CHAPTER TWENTY-THREE
Blue sky. Grey clouds. She blinked. A weight pinned her. Her head throbbed. She blinked again and turned her head. An armoured arm dangled across her shoulder. The weight on her chest was a corpse. Smoke drifted across her vision. She remembered. She was on a battlefield. She listened. The noise of fighting seemed muted and far away. With great effort, she levered the corpse off her chest, and sat up. When she put her hand to her left temple and drew it away there was blood on her fingers. The meadow was littered with bodies. Spears and arrows and a variety of weapons stuck at angles from the earth and bodies. Riderless horses waited patiently for their dead riders to remount. People moved among the bodies, searching for wounded, carrying heavy sacks, furtively looting the dead.

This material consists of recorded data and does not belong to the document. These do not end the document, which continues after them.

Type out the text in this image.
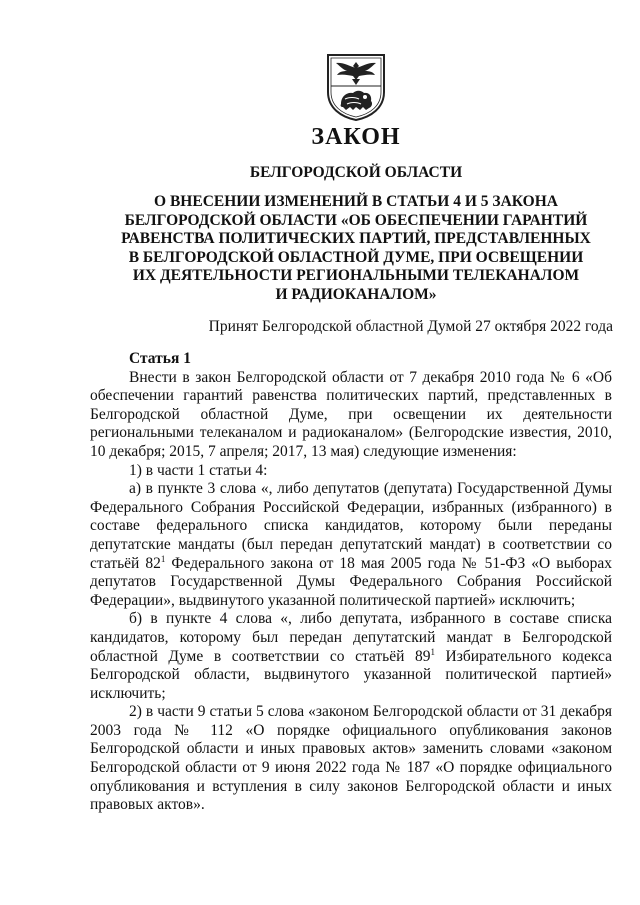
ЗАКОН
БЕЛГОРОДСКОЙ ОБЛАСТИ
О ВНЕСЕНИИ ИЗМЕНЕНИЙ В СТАТЬИ 4 И 5 ЗАКОНА
БЕЛГОРОДСКОЙ ОБЛАСТИ «ОБ ОБЕСПЕЧЕНИИ ГАРАНТИЙ
РАВЕНСТВА ПОЛИТИЧЕСКИХ ПАРТИЙ, ПРЕДСТАВЛЕННЫХ
В БЕЛГОРОДСКОЙ ОБЛАСТНОЙ ДУМЕ, ПРИ ОСВЕЩЕНИИ
ИХ ДЕЯТЕЛЬНОСТИ РЕГИОНАЛЬНЫМИ ТЕЛЕКАНАЛОМ
И РАДИОКАНАЛОМ»
Принят Белгородской областной Думой 27 октября 2022 года
Статья 1

Внести в закон Белгородской области от 7 декабря 2010 года № 6 «Об обеспечении гарантий равенства политических партий, представленных в Белгородской областной Думе, при освещении их деятельности региональными телеканалом и радиоканалом» (Белгородские известия, 2010, 10 декабря; 2015, 7 апреля; 2017, 13 мая) следующие изменения:

1) в части 1 статьи 4:

а) в пункте 3 слова «, либо депутатов (депутата) Государственной Думы Федерального Собрания Российской Федерации, избранных (избранного) в составе федерального списка кандидатов, которому были переданы депутатские мандаты (был передан депутатский мандат) в соответствии со статьёй $82^1$ Федерального закона от 18 мая 2005 года № 51-ФЗ «О выборах депутатов Государственной Думы Федерального Собрания Российской Федерации», выдвинутого указанной политической партией» исключить;

б) в пункте 4 слова «, либо депутата, избранного в составе списка кандидатов, которому был передан депутатский мандат в Белгородской областной Думе в соответствии со статьёй $89^1$ Избирательного кодекса Белгородской области, выдвинутого указанной политической партией» исключить;

2) в части 9 статьи 5 слова «законом Белгородской области от 31 декабря 2003 года № 112 «О порядке официального опубликования законов Белгородской области и иных правовых актов» заменить словами «законом Белгородской области от 9 июня 2022 года № 187 «О порядке официального опубликования и вступления в силу законов Белгородской области и иных правовых актов».
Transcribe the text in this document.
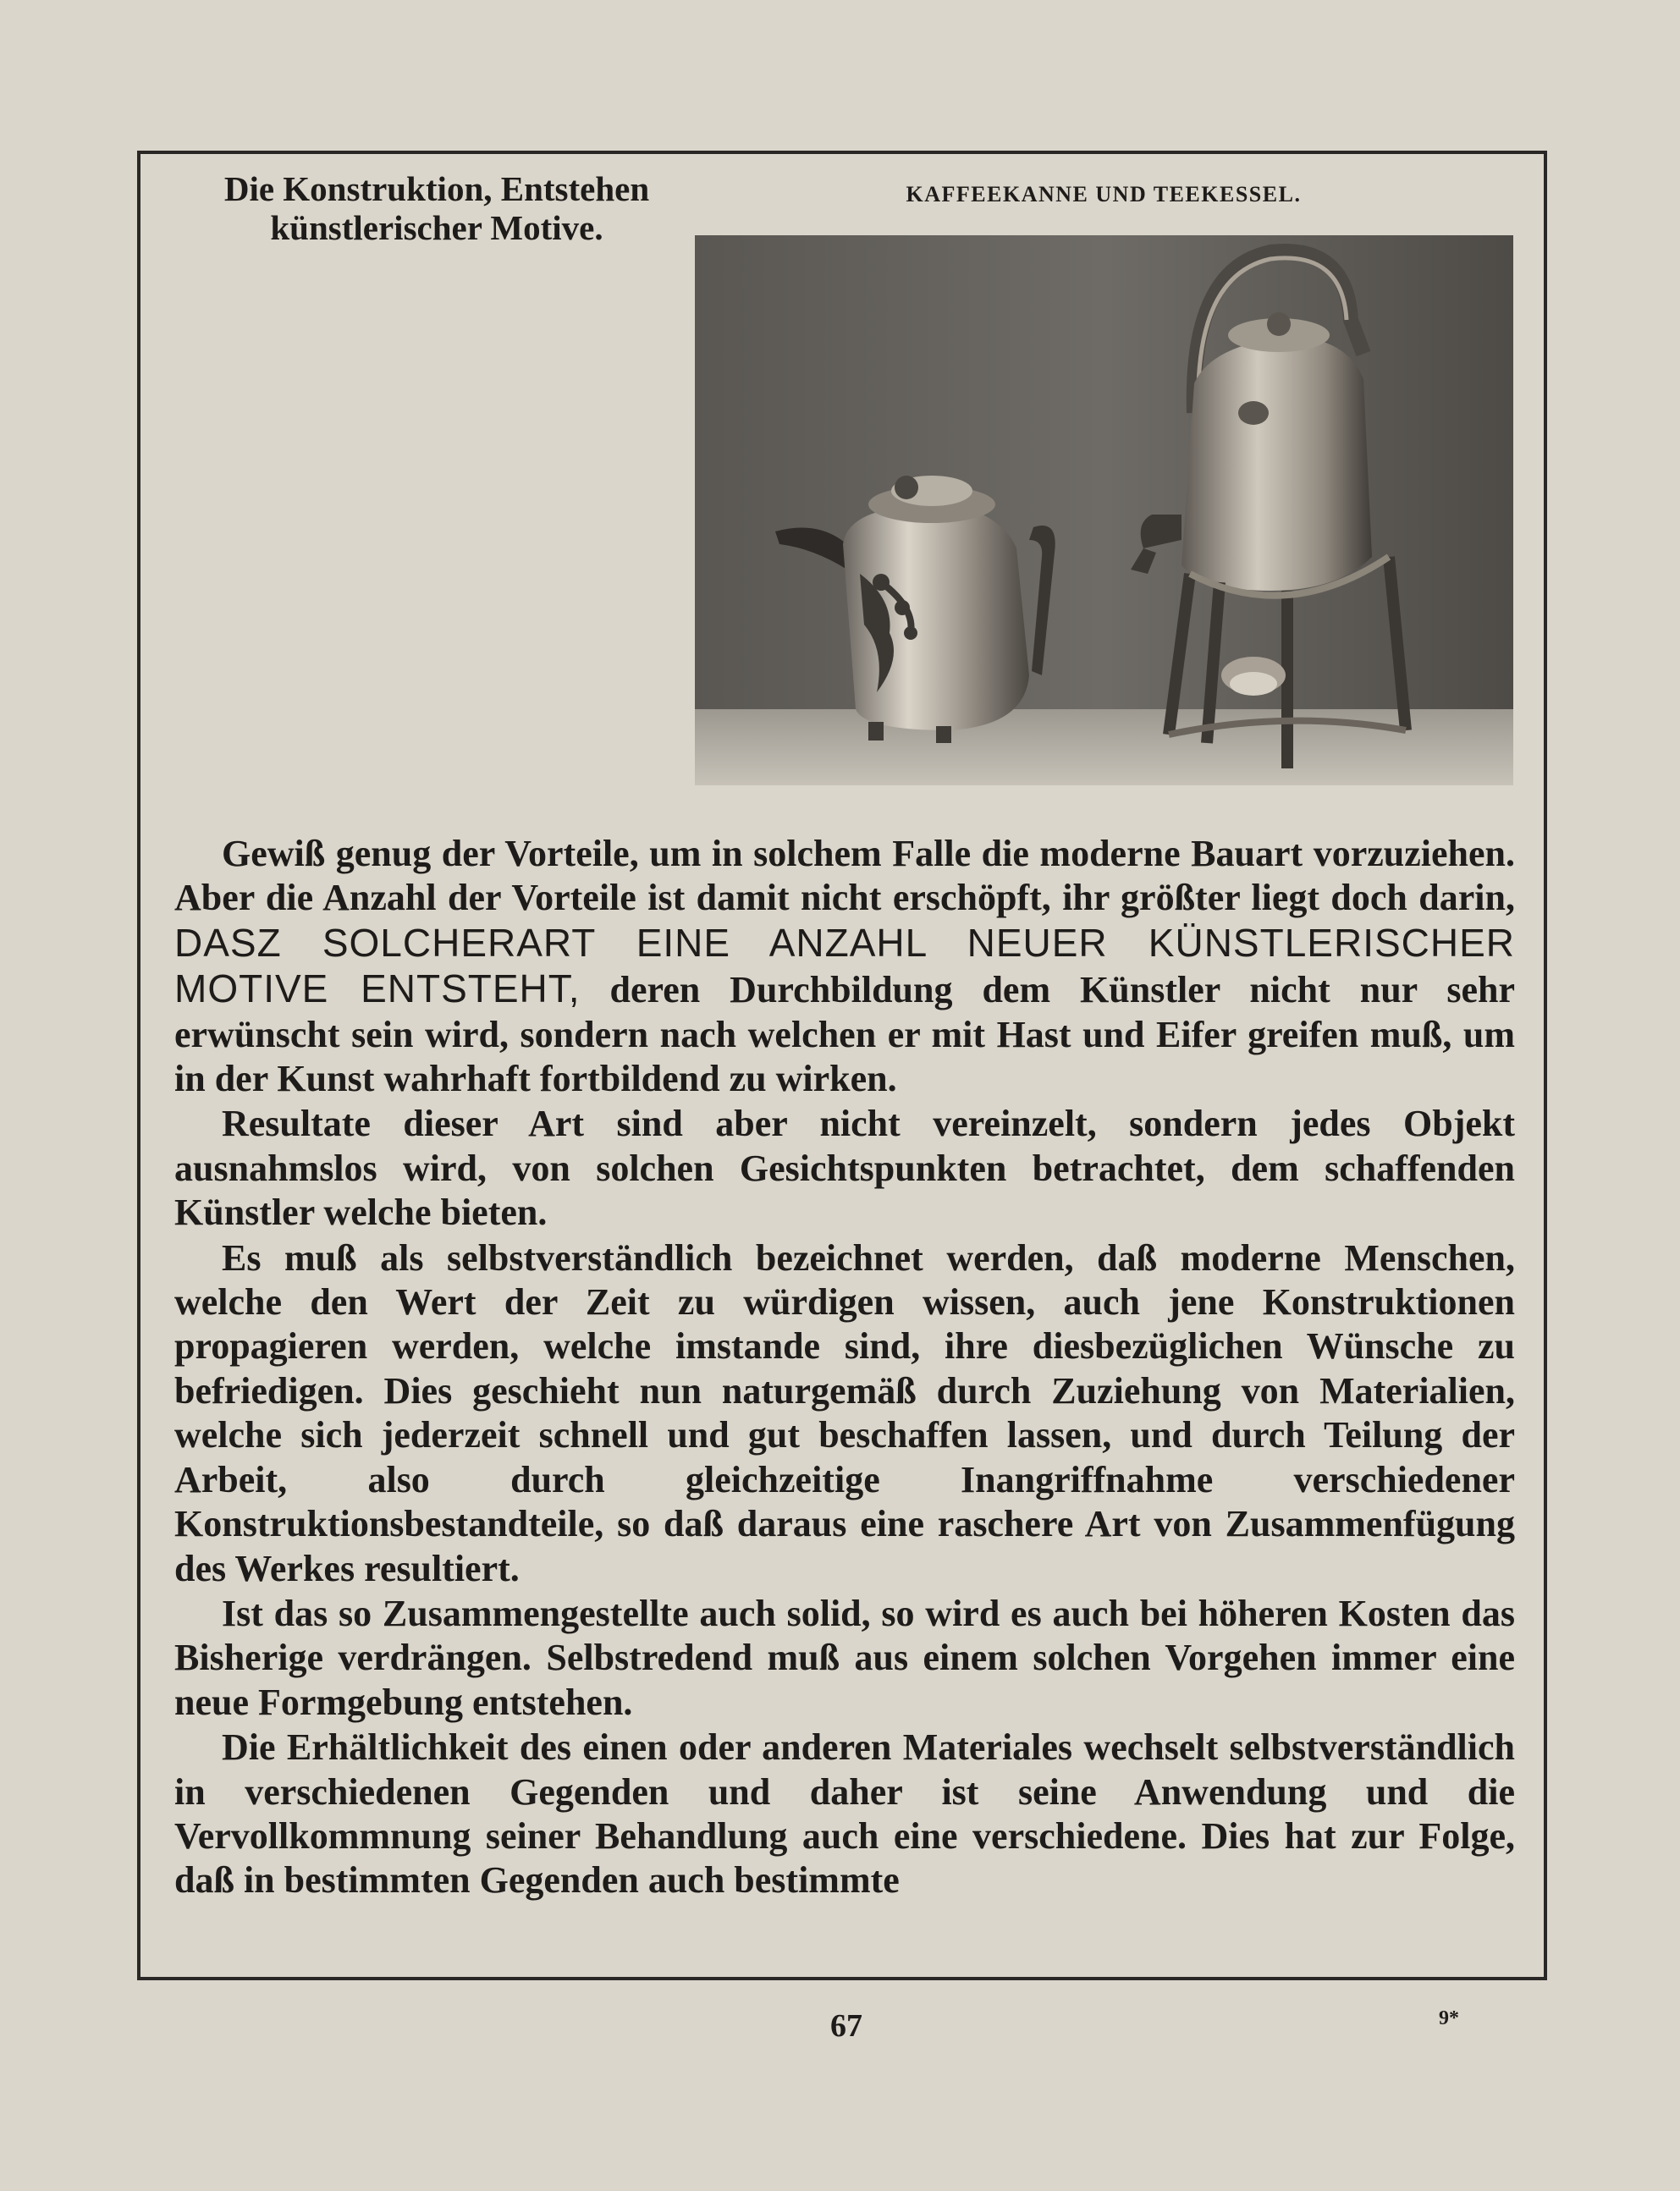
Die Konstruktion, Entstehen
künstlerischer Motive.
KAFFEEKANNE UND TEEKESSEL.

Gewiß genug der Vorteile, um in solchem Falle die moderne Bauart vorzuziehen. Aber die Anzahl der Vorteile ist damit nicht erschöpft, ihr größter liegt doch darin, DASZ SOLCHERART EINE ANZAHL NEUER KÜNSTLERISCHER MOTIVE ENTSTEHT, deren Durchbildung dem Künstler nicht nur sehr erwünscht sein wird, sondern nach welchen er mit Hast und Eifer greifen muß, um in der Kunst wahrhaft fortbildend zu wirken.

Resultate dieser Art sind aber nicht vereinzelt, sondern jedes Objekt ausnahmslos wird, von solchen Gesichtspunkten betrachtet, dem schaffenden Künstler welche bieten.

Es muß als selbstverständlich bezeichnet werden, daß moderne Menschen, welche den Wert der Zeit zu würdigen wissen, auch jene Konstruktionen propagieren werden, welche imstande sind, ihre diesbezüglichen Wünsche zu befriedigen. Dies geschieht nun naturgemäß durch Zuziehung von Materialien, welche sich jederzeit schnell und gut beschaffen lassen, und durch Teilung der Arbeit, also durch gleichzeitige Inangriffnahme verschiedener Konstruktionsbestandteile, so daß daraus eine raschere Art von Zusammenfügung des Werkes resultiert.

Ist das so Zusammengestellte auch solid, so wird es auch bei höheren Kosten das Bisherige verdrängen. Selbstredend muß aus einem solchen Vorgehen immer eine neue Formgebung entstehen.

Die Erhältlichkeit des einen oder anderen Materiales wechselt selbstverständlich in verschiedenen Gegenden und daher ist seine Anwendung und die Vervollkommnung seiner Behandlung auch eine verschiedene. Dies hat zur Folge, daß in bestimmten Gegenden auch bestimmte

67	9*
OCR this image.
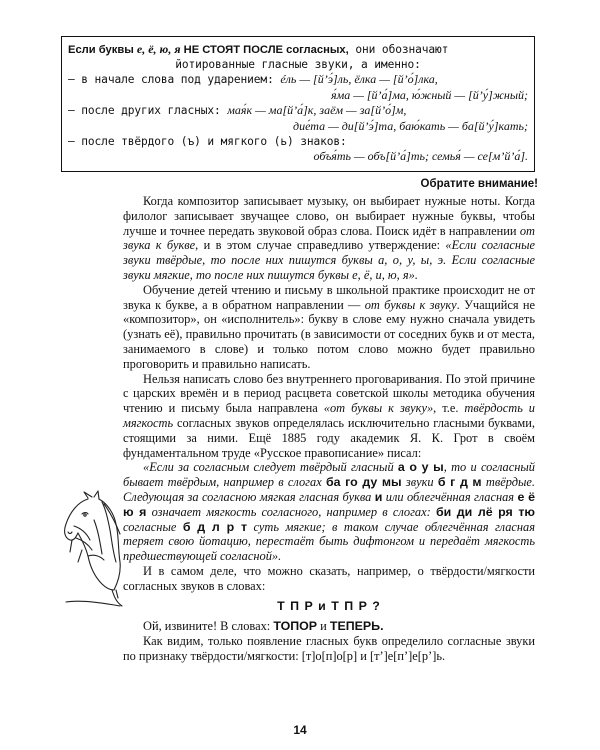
Если буквы е, ё, ю, я НЕ СТОЯТ ПОСЛЕ согласных, они обозначают
йотированные гласные звуки, а именно:
— в начале слова под ударением: éль — [й’э́]ль, ёлка — [й’о́]лка,
я́ма — [й’а́]ма, ю́жный — [й’у́]жный;
— после других гласных: мая́к — ма[й’а́]к, заём — за[й’о́]м,
дие́та — ди[й’э́]та, баю́кать — ба[й’у́]кать;
— после твёрдого (ъ) и мягкого (ь) знаков:
объя́ть — объ[й’а́]ть; семья́ — се[м’й’а́].
Обратите внимание!

Когда композитор записывает музыку, он выбирает нужные ноты. Когда филолог записывает звучащее слово, он выбирает нужные буквы, чтобы лучше и точнее передать звуковой образ слова. Поиск идёт в направлении от звука к букве, и в этом случае справедливо утверждение: «Если согласные звуки твёрдые, то после них пишутся буквы а, о, у, ы, э. Если согласные звуки мягкие, то после них пишутся буквы е, ё, и, ю, я».

Обучение детей чтению и письму в школьной практике происходит не от звука к букве, а в обратном направлении — от буквы к звуку. Учащийся не «композитор», он «исполнитель»: букву в слове ему нужно сначала увидеть (узнать её), правильно прочитать (в зависимости от соседних букв и от места, занимаемого в слове) и только потом слово можно будет правильно проговорить и правильно написать.

Нельзя написать слово без внутреннего проговаривания. По этой причине с царских времён и в период расцвета советской школы методика обучения чтению и письму была направлена «от буквы к звуку», т.е. твёрдость и мягкость согласных звуков определялась исключительно гласными буквами, стоящими за ними. Ещё 1885 году академик Я. К. Грот в своём фундаментальном труде «Русское правописание» писал:

«Если за согласным следует твёрдый гласный а о у ы, то и согласный бывает твёрдым, например в слогах ба го ду мы звуки б г д м твёрдые. Следующая за согласною мягкая гласная буква и или облегчённая гласная е ё ю я означает мягкость согласного, например в слогах: би ди лё ря тю согласные б д л р т суть мягкие; в таком случае облегчённая гласная теряет свою йотацию, перестаёт быть дифтонгом и передаёт мягкость предшествующей согласной».

И в самом деле, что можно сказать, например, о твёрдости/мягкости согласных звуков в словах:

Т П Р и Т П Р ?

Ой, извините! В словах: ТОПОР и ТЕПЕРЬ.

Как видим, только появление гласных букв определило согласные звуки по признаку твёрдости/мягкости: [т]о[п]о[р] и [т’]е[п’]е[р’]ь.

14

‘You surprised me, girl,’ a gruff voice said. ‘Thought you were dead.’ She turned and rose sharply, but her reaction made her head pound harder and she sank to her knees. She squinted up at an older man astride a bay stallion, dressed in silver plate armour, his hair and beard heavily streaked with grey. A foot soldier, bearing a black banner with a gold serpent insignia, stood dutifully beside the horse. ‘Didn’t know we had young girls in the army,’ the old knight said, and chuckled. ‘Doubt it fits regulations. But you served the Queen’s army well enough for the best of men today, my girl. No one else could bring him down.’ He indicated the object of his comment with a cursory nod.